Когда- то герой Стругацких предупреждал: «Разрушить старый мир, на его костях построить новый -это очень старая идея. Ни разу пока она не привела к желаемым результатам. То самое, что в старом мире вызывает особенное желание беспощадно разрушать, особенно легко приспосабливается к процессу разрушения, к жестокости и беспощадности, становится необходимым в этом процессе и непременно сохраняется, становится хозяином в новом мире и в конечном счете убивает смелых разрушителей. Ворон ворону глаз не выклюет, жестокостью жестокость не уничтожить. Ирония и жалость, ребята! Ирония и жалость!» Это действительно самый верный рецепт - по крайней мере в таком разлезающемся по швам мире, который описан в «Гадких лебедях» и в котором жила Россия накануне перемен. Для двадцатых годились и более радикальные рецепты: «И ныне, гордые, составить два правила велели впредь: раз - победителей не славить, два - побежденных не жалеть». Эта позиция Ходасевича - не скажу, чтобы стопроцентно плодотворная, но цельная, - могла еще сработать в России послереволюционной; но в России постперестроечной ее надо было скорректировать. Жалеть побежденных, поскольку в их число автоматически попала вся страна, причем жалеть страстно, надрывно, до слез, чтобы хоть до кого-то достучаться. Что касается победителей - «не славить» их теперь уже мало. Их надо уничтожать, размазывать тонким слоем; ирония и жалость трансформировались в сардоническую насмешку и слезную сентиментальность. Поскольку совместить такие крайности в одном лице крайне сложно (удавалось, пожалуй, Гоголю да Зощенко, и оба заплатили за это душевным здоровьем), - в девяностые эта необходимая писательская ниша поделилась на две. Роли исполняли Виктор Пелевин и Людмила Петрушевская.
II.
У них много общего на внешнем, бытовом уровне: полный отказ от интервью и общения с поклонниками (Пелевин сделал несколько исключений после перехода в «Эксмо», Петрушевская один раз сходила на ток-шоу Шендеровича на «Свободе» и периодически выступает с творческими вечерами). Несомненный артистизм (вышедшее на пластинке авторское чтение Пелевина тому порукой, а как читает свои рэпы Петрушевская - слышали многие). Оба начинали со стихов (Петрушевская пишет их и сейчас, называя «строчками разной длины») - но это примета почти всех серьезных прозаиков. Оба известны замкнутостью, экстравагантностью и амбивалентным отношением к советскому прошлому, что выдает глубокие и незажившие детские травмы. Впрочем, «амбивалентность» - не совсем то слово. В общих чертах их реакция на девяностые годы выражается простой фразой: было плохо, а стало хуже. Или, как заметил Пелевин: «Главное ощущение от перемен одно: отчаяние вызывает не смена законов, по которым приходится жить, а то, что исчезает само психическое пространство, где раньше протекала жизнь. Люди, которые годами мечтали о глотке свежего воздуха, вдруг почувствовали себя золотыми рыбками из разбитого аквариума. Так же как Миранду в романе Фаулза тупая и непонятная сила вырвала их из мира, где были сосредоточены все ценности и смысл, и бросила в холодную пустоту. Выяснилось, что чеховский вишневый сад мутировал, но все-таки выжил за гулаговским забором, а его пересаженные в кухонные горшки ветви каждую весну давали по нескольку бледных цветов. А сейчас меняется сам климат. Вишня в России, похоже, больше не будет расти».

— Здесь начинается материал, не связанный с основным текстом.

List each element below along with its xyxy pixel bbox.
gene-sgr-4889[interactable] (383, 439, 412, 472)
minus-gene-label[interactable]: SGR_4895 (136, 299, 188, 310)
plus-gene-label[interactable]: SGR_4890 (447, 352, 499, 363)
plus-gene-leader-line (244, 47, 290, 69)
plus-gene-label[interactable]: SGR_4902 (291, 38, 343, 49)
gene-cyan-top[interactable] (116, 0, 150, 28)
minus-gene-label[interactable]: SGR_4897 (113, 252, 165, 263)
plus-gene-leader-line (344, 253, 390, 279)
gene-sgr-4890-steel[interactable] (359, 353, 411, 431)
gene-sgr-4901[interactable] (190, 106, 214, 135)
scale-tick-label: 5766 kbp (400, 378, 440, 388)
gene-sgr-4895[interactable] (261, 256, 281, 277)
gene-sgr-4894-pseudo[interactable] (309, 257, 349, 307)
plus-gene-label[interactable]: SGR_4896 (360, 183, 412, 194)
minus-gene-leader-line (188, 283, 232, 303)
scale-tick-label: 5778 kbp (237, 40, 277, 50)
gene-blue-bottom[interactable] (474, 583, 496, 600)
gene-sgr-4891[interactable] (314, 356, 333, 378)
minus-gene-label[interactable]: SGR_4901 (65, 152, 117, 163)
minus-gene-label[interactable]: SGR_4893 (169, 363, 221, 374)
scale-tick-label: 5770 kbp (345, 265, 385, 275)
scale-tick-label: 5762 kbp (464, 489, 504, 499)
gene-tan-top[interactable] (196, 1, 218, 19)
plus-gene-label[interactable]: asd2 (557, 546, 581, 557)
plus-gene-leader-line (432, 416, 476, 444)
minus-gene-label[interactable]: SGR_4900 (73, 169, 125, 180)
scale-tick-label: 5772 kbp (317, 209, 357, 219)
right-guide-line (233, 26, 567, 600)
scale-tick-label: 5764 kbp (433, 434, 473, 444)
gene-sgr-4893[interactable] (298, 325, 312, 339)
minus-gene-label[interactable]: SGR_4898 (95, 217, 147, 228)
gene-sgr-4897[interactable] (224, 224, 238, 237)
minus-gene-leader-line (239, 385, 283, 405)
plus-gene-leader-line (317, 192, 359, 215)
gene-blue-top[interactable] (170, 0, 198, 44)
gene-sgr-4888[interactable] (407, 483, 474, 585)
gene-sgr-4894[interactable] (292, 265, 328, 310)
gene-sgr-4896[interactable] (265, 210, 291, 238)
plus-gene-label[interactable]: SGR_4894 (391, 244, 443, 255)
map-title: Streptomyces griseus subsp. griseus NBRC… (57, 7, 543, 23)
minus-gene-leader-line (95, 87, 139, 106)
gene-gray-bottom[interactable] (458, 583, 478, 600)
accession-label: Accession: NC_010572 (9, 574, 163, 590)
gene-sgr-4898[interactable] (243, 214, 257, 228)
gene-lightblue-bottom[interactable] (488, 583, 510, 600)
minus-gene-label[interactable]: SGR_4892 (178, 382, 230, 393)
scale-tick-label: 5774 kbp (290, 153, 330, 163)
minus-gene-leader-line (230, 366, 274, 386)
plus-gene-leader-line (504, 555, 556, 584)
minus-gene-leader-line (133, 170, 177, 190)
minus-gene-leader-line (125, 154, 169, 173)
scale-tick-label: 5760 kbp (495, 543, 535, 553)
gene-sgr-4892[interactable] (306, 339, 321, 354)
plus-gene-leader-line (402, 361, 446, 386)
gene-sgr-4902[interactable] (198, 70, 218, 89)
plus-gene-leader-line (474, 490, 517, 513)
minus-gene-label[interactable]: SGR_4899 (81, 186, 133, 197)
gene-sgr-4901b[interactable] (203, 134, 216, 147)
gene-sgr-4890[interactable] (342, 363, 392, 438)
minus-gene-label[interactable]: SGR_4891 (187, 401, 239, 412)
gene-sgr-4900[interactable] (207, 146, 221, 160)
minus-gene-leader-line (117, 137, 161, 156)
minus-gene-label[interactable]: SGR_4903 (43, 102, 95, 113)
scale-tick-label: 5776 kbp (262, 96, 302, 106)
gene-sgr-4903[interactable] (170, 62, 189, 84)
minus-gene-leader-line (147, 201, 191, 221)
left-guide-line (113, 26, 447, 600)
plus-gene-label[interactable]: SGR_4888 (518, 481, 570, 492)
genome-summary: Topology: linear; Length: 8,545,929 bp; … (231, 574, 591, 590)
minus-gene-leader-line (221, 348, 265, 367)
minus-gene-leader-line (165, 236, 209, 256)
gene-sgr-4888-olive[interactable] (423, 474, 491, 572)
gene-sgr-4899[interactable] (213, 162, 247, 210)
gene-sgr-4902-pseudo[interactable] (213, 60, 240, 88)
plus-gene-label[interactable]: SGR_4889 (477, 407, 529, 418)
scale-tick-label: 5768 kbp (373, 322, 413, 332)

Неважно, хороша или плоха эта ситуация (неизбежное вообще вряд ли подлежит моральным оценкам). Важно для начала ее отрефлексировать, отбросив ничего не значащие термины вроде «гласности» или «капитализма». Два лучших писателя девяностых (не сбавившие оборотов и в нулевых) четко поделили обязанности: всякому литератору никуда не деться от роли врача для социума, сколько бы мы ни повторяли сомнительную фразу Герцена: «Мы не врачи, мы боль». Боли и без нас хватает. Пелевин виртуозно ставил диагнозы. Петрушевская лечила то, что еще можно вылечить.